Administration of Oaths
The administration of oaths has always been an important function of the notary. The Solicitors (Scotland) Act 1980, Section 39 provided that in any case where the administration of an oath or the receipt of an affidavit or solemn affirmation is authorised by or under any enactment it shall be lawful for the oath to be administered or, as the case may be, for the affidavit or affirmation to be received by a notary public. The provisions of Section 59 do not apply to any matter in respect of the preservation of the peace, a prosecution, trial or punishment of an offence, or any proceedings before either House of Parliament or the Scottish Parliament or any Parliamentary Committee.
Modern Fay Function of the Notary
After a long period of decline during the nineteenth century, the late twentieth century has seen a resurgence in a requirement for the notary's services.

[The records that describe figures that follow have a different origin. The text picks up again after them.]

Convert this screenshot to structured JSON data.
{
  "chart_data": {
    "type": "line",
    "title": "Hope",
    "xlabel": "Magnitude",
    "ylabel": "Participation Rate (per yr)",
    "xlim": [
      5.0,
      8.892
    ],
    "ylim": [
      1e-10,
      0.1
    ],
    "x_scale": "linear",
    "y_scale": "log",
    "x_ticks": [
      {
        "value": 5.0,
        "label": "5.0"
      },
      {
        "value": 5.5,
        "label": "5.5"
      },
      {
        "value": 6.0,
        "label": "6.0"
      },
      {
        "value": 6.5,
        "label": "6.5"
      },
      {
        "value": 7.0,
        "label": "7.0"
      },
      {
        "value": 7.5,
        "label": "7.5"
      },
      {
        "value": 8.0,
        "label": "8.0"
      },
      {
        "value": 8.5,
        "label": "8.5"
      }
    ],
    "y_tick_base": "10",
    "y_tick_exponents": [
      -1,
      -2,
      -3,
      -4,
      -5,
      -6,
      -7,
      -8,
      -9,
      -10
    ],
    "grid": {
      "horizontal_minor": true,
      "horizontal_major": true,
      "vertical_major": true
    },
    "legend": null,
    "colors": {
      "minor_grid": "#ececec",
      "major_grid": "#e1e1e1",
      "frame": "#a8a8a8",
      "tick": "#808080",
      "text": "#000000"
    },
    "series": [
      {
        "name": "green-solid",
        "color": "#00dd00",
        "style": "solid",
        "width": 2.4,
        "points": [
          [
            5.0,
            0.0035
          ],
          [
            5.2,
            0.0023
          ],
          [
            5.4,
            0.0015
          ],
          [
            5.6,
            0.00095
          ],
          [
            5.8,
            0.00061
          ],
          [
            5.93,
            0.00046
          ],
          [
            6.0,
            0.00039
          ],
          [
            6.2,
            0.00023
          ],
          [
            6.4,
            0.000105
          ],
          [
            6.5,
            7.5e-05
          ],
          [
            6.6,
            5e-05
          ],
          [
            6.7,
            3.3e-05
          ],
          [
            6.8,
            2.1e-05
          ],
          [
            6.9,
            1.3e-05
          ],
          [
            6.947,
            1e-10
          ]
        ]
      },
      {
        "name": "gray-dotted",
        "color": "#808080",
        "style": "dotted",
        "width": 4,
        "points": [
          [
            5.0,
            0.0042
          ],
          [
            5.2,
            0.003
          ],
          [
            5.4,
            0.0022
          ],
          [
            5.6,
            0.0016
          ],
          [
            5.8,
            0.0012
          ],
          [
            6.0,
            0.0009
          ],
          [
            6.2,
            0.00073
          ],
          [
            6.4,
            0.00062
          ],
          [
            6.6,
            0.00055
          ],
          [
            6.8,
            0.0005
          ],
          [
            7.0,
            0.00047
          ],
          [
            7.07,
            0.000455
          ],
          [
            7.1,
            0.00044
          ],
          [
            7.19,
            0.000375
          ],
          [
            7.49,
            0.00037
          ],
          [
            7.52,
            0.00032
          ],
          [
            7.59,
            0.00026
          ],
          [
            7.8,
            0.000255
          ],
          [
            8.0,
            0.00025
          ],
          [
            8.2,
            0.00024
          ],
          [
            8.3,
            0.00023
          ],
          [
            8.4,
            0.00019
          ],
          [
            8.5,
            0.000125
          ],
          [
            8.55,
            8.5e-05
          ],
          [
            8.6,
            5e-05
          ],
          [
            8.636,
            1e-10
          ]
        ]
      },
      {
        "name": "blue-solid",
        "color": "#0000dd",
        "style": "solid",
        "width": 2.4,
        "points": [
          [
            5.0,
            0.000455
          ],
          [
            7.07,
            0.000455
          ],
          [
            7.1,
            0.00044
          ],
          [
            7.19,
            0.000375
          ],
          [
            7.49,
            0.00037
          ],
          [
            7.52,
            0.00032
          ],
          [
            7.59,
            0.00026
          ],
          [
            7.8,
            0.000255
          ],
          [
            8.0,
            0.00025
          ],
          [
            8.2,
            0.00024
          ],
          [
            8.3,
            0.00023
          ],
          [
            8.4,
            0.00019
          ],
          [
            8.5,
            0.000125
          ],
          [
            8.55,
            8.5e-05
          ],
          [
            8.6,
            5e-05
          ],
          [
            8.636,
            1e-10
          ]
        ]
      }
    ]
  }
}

1. Oaths, Affidavits and Affirmations – One of the traditional functions of the Notary Public in Scotland which remains today is the acting where the legal validity of a document requires the administration of an Oath or the receipt of an Affidavit or solemn Affirmation. Under the Solicitors (Scotland) Act 1980, in such cases the Oath may be administered or the Affidavit or Affirmation received by a Notary Public. Such Affidavit or Affirmation should not relate to any matter in respect of preservation of the peace; a prosecution; trial or punishment of an offence; or any proceedings before either House of Parliament or the Scottish Parliament or any Parliamentary Committee.

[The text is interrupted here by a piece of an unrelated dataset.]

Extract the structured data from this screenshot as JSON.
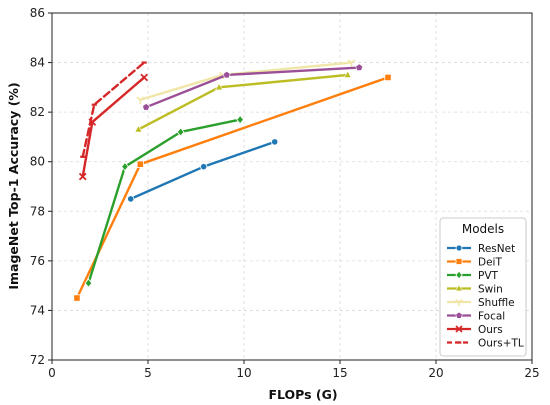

2. Affidavits in Undefended Divorces – Following the Divorce (Scotland) Act 1976 it is no longer necessary to have parole evidence in undefined divorces. Instead, appropriate Affidavit evidence can be used. Such Affidavits or Affirmations are made before Notaries Public, which has increased the work undertaken by Notaries in recent years, as noted in the introduction.

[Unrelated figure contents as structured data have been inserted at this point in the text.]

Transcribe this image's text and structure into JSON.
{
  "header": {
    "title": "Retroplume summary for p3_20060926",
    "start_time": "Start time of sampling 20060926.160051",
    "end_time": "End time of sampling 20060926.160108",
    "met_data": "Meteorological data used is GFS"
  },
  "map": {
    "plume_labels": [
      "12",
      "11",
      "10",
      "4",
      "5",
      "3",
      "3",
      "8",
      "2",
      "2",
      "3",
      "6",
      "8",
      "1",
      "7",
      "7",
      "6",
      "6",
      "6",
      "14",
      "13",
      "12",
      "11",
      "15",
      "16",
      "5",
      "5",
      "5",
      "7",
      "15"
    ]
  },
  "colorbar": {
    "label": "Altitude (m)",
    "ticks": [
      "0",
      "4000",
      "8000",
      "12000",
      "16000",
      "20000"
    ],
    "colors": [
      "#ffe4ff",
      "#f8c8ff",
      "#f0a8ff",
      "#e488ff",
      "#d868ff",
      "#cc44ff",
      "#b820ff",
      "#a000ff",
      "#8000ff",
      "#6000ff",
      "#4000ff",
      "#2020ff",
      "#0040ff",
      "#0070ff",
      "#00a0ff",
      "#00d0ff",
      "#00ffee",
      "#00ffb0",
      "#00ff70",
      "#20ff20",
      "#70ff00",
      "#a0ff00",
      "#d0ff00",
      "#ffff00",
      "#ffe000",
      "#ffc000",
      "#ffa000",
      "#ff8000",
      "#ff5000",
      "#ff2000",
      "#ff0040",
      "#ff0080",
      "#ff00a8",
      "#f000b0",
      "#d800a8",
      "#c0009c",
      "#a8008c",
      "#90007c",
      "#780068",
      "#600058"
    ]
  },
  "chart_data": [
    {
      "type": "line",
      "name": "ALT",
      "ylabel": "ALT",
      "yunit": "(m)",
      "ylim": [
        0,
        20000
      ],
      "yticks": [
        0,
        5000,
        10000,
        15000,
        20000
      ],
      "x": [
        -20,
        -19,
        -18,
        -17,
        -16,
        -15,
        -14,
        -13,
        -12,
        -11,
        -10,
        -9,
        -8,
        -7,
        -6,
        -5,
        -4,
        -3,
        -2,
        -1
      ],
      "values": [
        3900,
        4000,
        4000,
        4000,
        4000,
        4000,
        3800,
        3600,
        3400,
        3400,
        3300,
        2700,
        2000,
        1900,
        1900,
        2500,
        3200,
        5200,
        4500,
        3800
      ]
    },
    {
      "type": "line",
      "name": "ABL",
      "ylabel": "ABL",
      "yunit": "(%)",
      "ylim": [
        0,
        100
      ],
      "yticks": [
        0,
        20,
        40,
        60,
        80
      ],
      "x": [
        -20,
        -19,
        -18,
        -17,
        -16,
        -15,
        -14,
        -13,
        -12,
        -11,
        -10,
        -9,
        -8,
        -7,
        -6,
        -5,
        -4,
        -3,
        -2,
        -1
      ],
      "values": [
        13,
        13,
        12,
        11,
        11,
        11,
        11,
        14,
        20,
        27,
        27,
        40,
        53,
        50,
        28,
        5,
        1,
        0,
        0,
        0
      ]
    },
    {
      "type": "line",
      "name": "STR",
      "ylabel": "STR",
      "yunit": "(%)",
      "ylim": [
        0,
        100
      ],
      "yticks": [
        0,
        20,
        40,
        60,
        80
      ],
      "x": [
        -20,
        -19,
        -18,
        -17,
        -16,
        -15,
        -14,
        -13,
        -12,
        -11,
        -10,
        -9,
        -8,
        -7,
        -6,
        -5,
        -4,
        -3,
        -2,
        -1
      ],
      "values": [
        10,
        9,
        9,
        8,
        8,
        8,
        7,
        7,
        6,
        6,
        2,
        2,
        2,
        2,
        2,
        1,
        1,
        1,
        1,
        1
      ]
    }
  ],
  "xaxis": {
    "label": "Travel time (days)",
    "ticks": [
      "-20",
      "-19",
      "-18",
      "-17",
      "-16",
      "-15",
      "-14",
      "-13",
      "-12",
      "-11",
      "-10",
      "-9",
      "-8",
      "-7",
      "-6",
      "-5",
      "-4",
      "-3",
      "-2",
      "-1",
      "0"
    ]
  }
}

3. Affidavits under the Abolition of Feudal Tenure etc. (Scotland) Act 2000 and the Title Conditions (Scotland) Act 2003 – Under these Acts there are various transitional provisions which require notices sworn before a Notary, including those relating to conversion and preservation of real burdens. These provisions have ended but notices of termination of real burdens under s20 of the 2003 Act must be sworn before a Notary.
4. Protests – where a protest is made in maritime matters, e.g. against poor wind and weather condition a sea captain on arrival in a port, this is done before a Notary Public. Some Notaries retain protocol books for this specific purpose. In addition, when a protest is required for bills of exchange or promissory notes, this is also done before a Notary.
5. Foreign Documents – Many documents for use in foreign jurisdictions require execution or certification before a Notary and Notaries are frequently consulted by clients requiring documents authenticated in such matters, e.g. in the winding up of estates or in Court actions abroad. Powers of Attorney for use abroad often require to be executed before a Notary to constitute their validity.
6. Notarial execution – Since 1540 Notaries have been empowered to sign documents on behalf of persons who are blind or unable to write. This has been a useful power frequently used by Notaries. Since 1st August 1995, the requirements and procedure involved have been simplified by the Requirements of Writing (Scotland) Act 1995.
7. Miscellaneous – Other less frequent functions can be noted including the entry of a person to overseas territories; completion of the documentation required for the registration of a company in certain foreign jurisdictions and drawing for repayment of Bonds of Debenture.